Lorsque la protéine brute est passée de 13,5 % à 19,4 %, la proportion de l’azote ingéré excrétée dans l’urine est passée de 23,8 % à 36,2 %. La proportion captée dans le lait a diminué de 36,5 % à 25,4 %.
Cela ne fait pas de 16,5 % une cible universelle. Les conditions étaient propres à l’étude. Le résultat montre plutôt qu’une fois l’apport utilisable suffisant, la protéine brute supplémentaire peut devenir une perte.
L’énergie fait partie de la réponse
Une méta-analyse publiée en 2024 a montré que la prédiction des protéines du lait s’améliorait lorsque les acides aminés absorbés et l’énergie digérée étaient considérés ensemble. Ce point est important lorsque la protéine brute semble adéquate, mais que l’ingestion, la digestibilité des fourrages ou la disponibilité de l’amidon est insuffisante.
Sans substrat fermentescible, les microorganismes captent mal l’azote ruminal. Lorsque l’énergie manque, la glande mammaire utilise aussi moins bien les acides aminés. Acheter plus de protéines risque alors de corriger le rapport de ration plutôt que la vache.
Un calcul simple
Pour des vaches consommant 23,5 kg de matière sèche :
- À 16,5 % de PB : environ 3,88 kg de PB par jour.
- À 18,0 % de PB : environ 4,23 kg de PB par jour.
- Différence : 353 g de PB, soit environ 56 g d’azote supplémentaire par vache par jour.
La conversion de cet azote en protéines du lait dépend du facteur qui limitait la production. Si l’énergie, la croissance microbienne, la digestibilité, l’équilibre des acides aminés ou l’ingestion demeure limitant, une grande partie peut être éliminée dans l’urine.
À retenir à la ferme : enquêter avant d’ajouter de la protéine
Avant d’augmenter la protéine brute, vérifiez :
- Le rendement quotidien en protéines du lait, et non seulement le pourcentage.

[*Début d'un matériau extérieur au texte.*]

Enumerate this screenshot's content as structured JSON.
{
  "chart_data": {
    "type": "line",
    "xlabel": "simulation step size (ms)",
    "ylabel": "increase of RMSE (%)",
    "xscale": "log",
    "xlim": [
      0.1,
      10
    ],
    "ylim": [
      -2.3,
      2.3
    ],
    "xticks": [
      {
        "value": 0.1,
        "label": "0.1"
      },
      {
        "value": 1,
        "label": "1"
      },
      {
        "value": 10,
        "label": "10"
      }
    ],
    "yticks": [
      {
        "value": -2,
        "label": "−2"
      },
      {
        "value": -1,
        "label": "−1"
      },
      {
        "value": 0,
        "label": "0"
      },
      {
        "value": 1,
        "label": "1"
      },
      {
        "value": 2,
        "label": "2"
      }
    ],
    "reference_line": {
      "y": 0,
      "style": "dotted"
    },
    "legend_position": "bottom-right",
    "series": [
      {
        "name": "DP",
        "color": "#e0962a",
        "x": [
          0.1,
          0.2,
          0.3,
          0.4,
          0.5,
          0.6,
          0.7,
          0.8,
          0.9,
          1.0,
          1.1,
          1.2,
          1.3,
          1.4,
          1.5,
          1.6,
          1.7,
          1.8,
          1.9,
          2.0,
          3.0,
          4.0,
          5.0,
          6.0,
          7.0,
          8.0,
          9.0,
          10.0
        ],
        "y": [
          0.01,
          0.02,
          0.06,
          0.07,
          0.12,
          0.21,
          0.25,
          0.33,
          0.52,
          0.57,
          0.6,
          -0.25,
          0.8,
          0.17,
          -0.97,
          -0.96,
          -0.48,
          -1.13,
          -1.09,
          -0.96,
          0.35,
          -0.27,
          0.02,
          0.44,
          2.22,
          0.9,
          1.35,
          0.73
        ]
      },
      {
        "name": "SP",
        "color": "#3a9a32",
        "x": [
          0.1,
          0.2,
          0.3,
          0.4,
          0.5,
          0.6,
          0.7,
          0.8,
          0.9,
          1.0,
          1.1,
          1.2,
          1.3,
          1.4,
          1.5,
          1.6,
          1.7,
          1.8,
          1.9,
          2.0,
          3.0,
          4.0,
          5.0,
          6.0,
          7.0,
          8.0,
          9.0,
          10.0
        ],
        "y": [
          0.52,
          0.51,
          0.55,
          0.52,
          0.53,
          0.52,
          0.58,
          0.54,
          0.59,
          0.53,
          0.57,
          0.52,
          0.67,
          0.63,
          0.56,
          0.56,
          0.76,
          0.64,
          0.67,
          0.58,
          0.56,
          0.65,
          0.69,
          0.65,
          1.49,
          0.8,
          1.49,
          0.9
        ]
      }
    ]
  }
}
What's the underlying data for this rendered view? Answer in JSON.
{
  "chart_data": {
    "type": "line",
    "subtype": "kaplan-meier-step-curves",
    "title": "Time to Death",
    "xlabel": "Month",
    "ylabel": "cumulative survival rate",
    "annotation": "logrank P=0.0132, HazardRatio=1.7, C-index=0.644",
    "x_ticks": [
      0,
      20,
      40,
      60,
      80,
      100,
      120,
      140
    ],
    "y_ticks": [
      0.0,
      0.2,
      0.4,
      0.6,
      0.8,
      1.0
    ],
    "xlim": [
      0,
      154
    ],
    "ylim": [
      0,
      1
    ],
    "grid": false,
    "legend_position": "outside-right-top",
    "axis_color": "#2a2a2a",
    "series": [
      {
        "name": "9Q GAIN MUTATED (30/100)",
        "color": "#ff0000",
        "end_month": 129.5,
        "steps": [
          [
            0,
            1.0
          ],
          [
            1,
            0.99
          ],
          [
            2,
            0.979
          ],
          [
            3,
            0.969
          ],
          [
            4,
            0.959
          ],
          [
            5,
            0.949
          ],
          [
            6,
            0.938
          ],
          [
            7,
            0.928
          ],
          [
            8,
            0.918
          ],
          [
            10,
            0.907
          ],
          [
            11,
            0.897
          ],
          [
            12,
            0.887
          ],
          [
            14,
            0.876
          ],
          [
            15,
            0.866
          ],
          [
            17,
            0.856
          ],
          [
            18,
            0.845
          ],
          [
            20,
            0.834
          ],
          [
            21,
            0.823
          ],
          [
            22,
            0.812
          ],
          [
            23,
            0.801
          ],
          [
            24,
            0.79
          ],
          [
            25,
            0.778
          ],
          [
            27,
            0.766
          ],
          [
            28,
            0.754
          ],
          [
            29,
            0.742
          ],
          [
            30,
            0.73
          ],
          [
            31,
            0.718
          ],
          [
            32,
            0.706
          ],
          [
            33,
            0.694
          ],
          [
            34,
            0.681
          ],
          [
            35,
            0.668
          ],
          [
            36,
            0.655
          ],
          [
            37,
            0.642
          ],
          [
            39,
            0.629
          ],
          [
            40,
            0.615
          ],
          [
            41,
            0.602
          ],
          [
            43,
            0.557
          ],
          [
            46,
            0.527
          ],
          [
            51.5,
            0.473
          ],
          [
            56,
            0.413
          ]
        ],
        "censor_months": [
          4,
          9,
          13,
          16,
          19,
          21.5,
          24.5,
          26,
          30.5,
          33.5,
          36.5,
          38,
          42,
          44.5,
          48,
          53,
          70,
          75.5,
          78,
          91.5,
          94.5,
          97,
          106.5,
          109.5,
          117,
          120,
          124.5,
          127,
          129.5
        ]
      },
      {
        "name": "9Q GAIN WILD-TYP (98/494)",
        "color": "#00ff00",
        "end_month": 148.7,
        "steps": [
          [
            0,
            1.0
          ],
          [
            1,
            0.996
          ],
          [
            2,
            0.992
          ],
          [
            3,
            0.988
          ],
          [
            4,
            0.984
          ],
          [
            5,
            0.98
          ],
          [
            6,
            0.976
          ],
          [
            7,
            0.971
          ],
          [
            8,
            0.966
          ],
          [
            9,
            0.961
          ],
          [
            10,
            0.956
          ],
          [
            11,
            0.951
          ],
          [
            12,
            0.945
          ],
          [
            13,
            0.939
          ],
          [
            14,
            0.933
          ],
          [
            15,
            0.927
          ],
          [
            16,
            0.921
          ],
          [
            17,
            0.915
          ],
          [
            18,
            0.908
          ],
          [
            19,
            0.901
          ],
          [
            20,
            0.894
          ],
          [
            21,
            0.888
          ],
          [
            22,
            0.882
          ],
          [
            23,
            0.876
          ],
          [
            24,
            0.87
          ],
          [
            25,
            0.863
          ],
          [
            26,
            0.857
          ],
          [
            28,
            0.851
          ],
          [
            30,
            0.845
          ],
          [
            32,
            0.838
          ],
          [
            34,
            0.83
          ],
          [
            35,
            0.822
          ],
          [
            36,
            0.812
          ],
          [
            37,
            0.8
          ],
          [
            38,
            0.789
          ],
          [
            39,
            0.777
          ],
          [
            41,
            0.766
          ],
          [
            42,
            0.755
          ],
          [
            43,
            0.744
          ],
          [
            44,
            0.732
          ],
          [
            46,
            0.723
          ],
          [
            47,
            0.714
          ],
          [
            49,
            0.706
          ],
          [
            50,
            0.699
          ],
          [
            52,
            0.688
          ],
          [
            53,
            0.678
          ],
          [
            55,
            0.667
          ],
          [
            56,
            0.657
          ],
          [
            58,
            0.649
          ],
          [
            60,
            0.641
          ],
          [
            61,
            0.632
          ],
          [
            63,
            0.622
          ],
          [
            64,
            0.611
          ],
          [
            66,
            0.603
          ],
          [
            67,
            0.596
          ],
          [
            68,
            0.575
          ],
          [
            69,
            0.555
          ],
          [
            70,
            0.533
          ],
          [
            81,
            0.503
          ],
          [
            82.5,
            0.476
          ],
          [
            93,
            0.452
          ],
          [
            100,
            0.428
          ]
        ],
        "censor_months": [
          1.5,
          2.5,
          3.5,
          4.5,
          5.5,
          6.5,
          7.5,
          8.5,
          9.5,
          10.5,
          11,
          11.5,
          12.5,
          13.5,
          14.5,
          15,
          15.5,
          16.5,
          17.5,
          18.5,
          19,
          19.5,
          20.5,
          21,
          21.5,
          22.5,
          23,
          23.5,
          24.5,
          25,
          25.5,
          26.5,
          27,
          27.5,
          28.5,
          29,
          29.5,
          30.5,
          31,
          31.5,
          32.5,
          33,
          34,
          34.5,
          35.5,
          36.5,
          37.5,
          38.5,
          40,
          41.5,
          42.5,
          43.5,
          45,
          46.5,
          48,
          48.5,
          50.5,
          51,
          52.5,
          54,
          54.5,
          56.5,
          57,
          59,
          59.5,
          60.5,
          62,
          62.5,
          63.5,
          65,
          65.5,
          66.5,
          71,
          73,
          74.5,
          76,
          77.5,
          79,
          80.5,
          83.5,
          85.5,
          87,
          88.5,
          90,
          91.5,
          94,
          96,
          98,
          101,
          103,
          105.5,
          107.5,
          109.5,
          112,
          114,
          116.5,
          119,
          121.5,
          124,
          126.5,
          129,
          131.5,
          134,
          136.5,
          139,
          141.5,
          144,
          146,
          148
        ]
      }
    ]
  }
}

- L’ingestion réelle et la conformité de la ration distribuée.
- Les changements de fourrages, d’humidité, de tri et de livraison.
- Les protéines dégradables dans le rumen par rapport aux glucides fermentescibles.
- Les protéines métabolisables et les acides aminés individuels.
- L’azote uréique du lait comme indice complémentaire, non comme prescription unique.
- La valeur attendue du lait supplémentaire par rapport au coût ajouté.
La bonne question n’est pas « Comment augmenter la protéine brute? », mais « Quel nutriment utilisable limite actuellement la production de protéines du lait? »
Une hausse de protéine peut être la bonne correction, mais seulement après avoir identifié la limite. Il faut commencer par la vache, l’ingestion réelle et l’ensemble des nutriments disponibles, et non par un seul pourcentage sur la feuille de ration.